Re Byrd--at least he QUIT. Lott made his remarks in 2002Silverback
Dec 20, 2002 11:18 AM
I've heard that Byrd argument used a lot lately, as though it somehow excuses Lott's statement. I've also read unconfirmed (but presumably true) statements about allegedly racist behavior by Clinton years ago.
I spent a lot of time in the South in the mid-'60s, and it's a sad fact that that behavior was very normal in that time and place. First time I was in Georgia, I stopped for gas at a station that had a drinking fountain out front labeled WHITES ONLY, and a hose lying on the ground with a sign that said COLORED--and this was in 1965, not a century ago.
The whole Black/watermelon/fried chicken/picaninny/Earl Butz mentality, hateful as it was and is, was very widely accepted in the South less than 40 years ago. The Democrats' push for civil rights in the '60s is what drove Southerners to the Republican party and what accounts for GOP successes there today (see this week's Newsweek for the history). It would be sad, but not at all surprising, if Clinton and Byrd and many other people their ages bought into it.
The difference, to me, is that they QUIT thinking that way.
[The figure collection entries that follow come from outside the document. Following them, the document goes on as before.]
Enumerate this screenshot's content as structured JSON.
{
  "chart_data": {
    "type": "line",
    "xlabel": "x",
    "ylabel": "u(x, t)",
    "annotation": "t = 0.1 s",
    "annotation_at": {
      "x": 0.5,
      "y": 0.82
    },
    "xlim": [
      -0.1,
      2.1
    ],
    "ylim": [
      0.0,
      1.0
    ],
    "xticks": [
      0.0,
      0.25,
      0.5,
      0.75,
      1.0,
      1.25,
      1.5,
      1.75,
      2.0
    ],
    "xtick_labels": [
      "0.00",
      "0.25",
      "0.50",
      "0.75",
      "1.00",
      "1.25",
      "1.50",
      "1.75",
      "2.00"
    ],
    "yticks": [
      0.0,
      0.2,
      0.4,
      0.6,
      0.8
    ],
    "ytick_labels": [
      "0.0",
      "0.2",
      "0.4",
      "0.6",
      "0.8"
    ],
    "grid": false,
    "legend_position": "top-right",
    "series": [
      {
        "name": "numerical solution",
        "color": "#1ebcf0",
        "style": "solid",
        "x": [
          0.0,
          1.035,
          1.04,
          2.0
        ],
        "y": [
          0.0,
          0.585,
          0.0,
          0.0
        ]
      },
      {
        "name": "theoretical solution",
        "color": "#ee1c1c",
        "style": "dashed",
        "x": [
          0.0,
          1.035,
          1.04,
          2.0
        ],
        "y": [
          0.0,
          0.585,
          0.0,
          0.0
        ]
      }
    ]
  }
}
Lott has given plenty of well-documented evidence that he never did.
Byrd made his latest comment in 2001. (nm)DJB
Dec 20, 2002 12:15 PM
True Partisan ParityJon Billheimer
Dec 20, 2002 1:03 PM
When it comes to the Hypocrisy/Mudslinging Sweepstakes no party has an advantage. It's a dead heat, folks.

If you guys think Lott's remarks are worth getting exercised about you should tune in to the latest Canadian political firestorm. One of our prominent Indian politicans/chiefs in a public address and again in remarks to a reporter right afterward went on one of the most virulent anti-Semitic tirades I've ever heard this side of the Aryan Nations' annual general meeting. He justified Hitler's actions in "frying 6 million of those guys," etc., etc. This coming from a group which alleges racist discrimination against themselves on a daily basis made Jesse Jackson look bland by comparison. The upshot? There are ignorant, bigoted people everywhere. In that respect Lott is a minor leaguer. At the same time, given his position he should've known better.